William Shatner responds to Prince William's comments about space travel

William Shatner thinks Prince William has space tourism all wrong.

On Thursday, the British royal criticised space travel as a means of ignoring the climate crisis, just one day after the Star Trek actor made history as the oldest person to travel to space.

"We need some of the world's greatest brains and minds fixed on trying to repair this planet, not trying to find the next place to go and live," the Duke of Cambridge told the BBC. "I think that ultimately is what sold it for me - that really is quite crucial to be focusing on this (planet) rather than giving up and heading out into space to try and think of solutions for the future."

Shatner addressed the comments during an interview with Entertainment Tonight, saying that the royal has the wrong idea about the intentions behind recreational space flights.
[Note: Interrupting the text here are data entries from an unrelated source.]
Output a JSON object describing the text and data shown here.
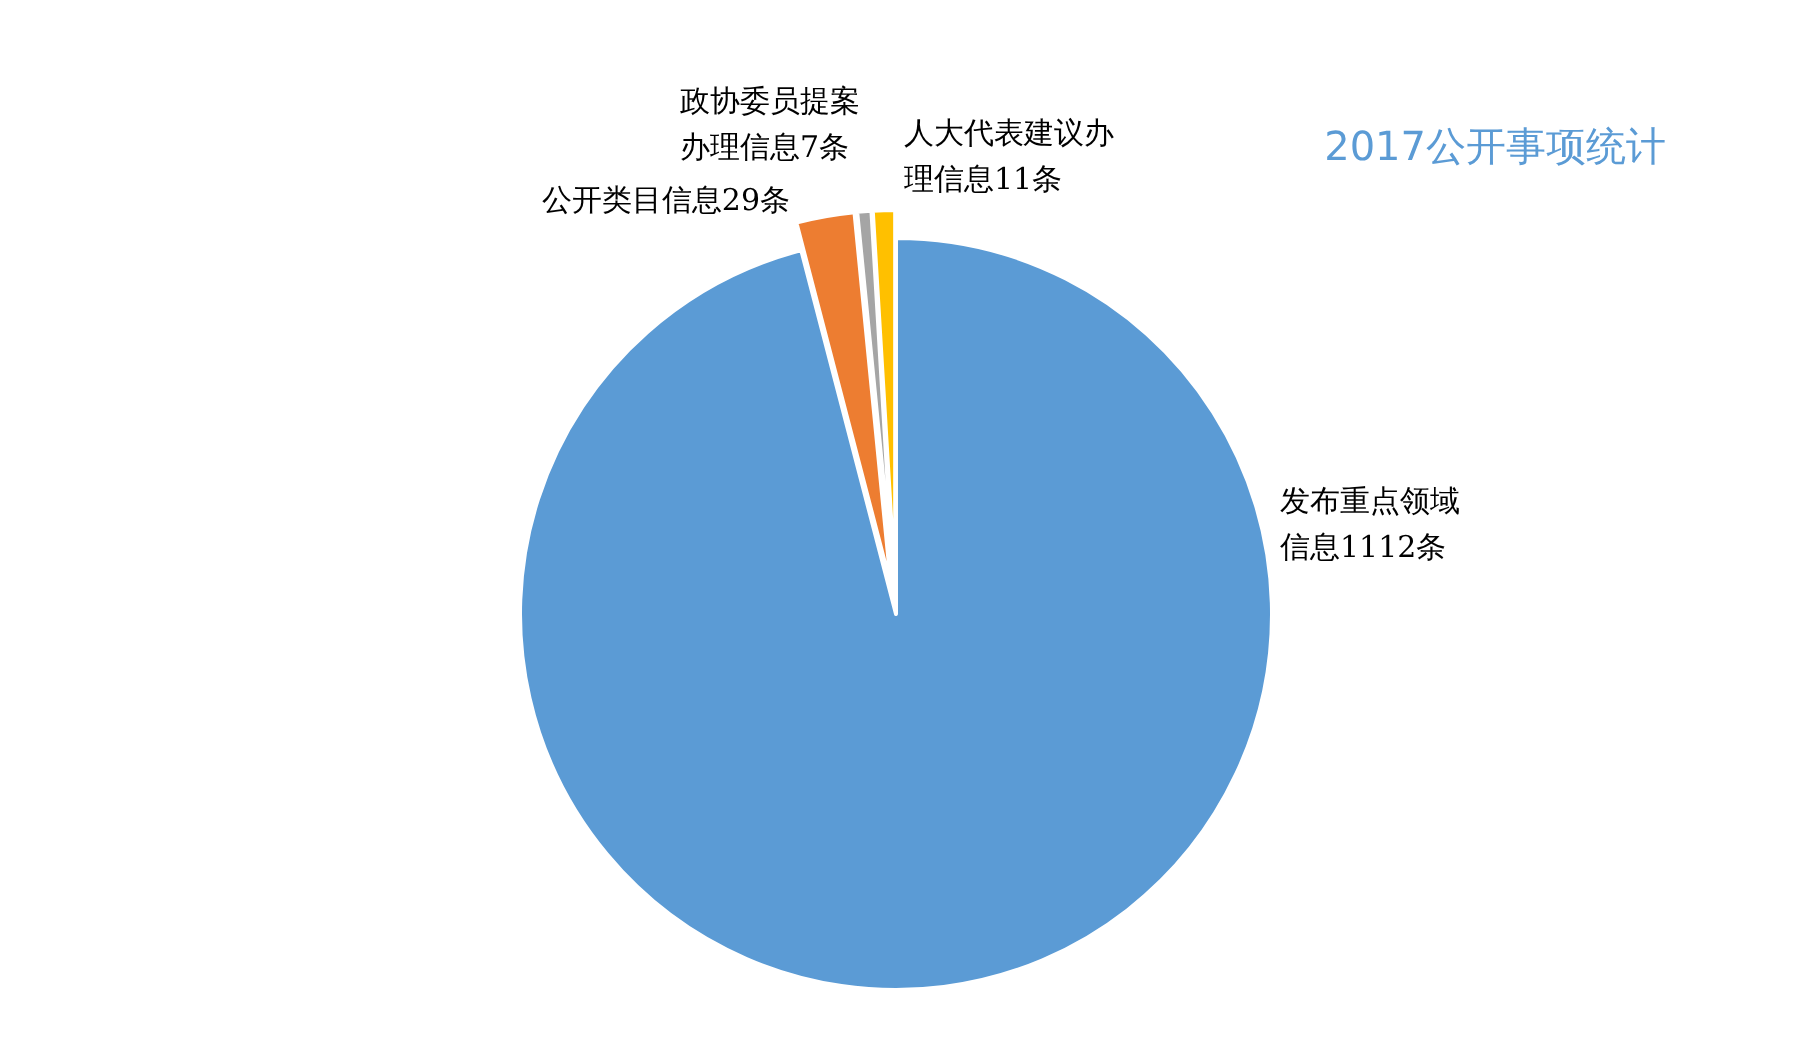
{
  "chart_data": {
    "type": "pie",
    "title": "2017公开事项统计",
    "categories": [
      "发布重点领域信息1112条",
      "公开类目信息29条",
      "政协委员提案办理信息7条",
      "人大代表建议办理信息11条"
    ],
    "values": [
      1112,
      29,
      7,
      11
    ],
    "colors": [
      "#5b9bd5",
      "#ed7d31",
      "#a5a5a5",
      "#ffc000"
    ],
    "legend": false
  }
}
"He's got the wrong idea here, it's not to go, 'Oh look at me, I'm in space,'" the 90-year-old said, explaining that space travel is an intermediary step to moving pollution-causing industries off of the planet. "You can build a base 250, 280 miles above the Earth and send that power down here."

The actor concluded by saying that he does believe that there needs to be more work done on the ground, and that the voyage reminded him of how people are capable of doing important things every day.

"Everybody in their lifetime needs to be reminded: You're important, you're beautiful, do something important today," he continued. "That's what that trip did to me - it reminded me of death facing me because of my age, but also how to protect you in the years to come."

Shatner was one of four people who took a 10-minute trip to space with Blue Origin, Amazon founder Jeff Bezos' company, on Wednesday.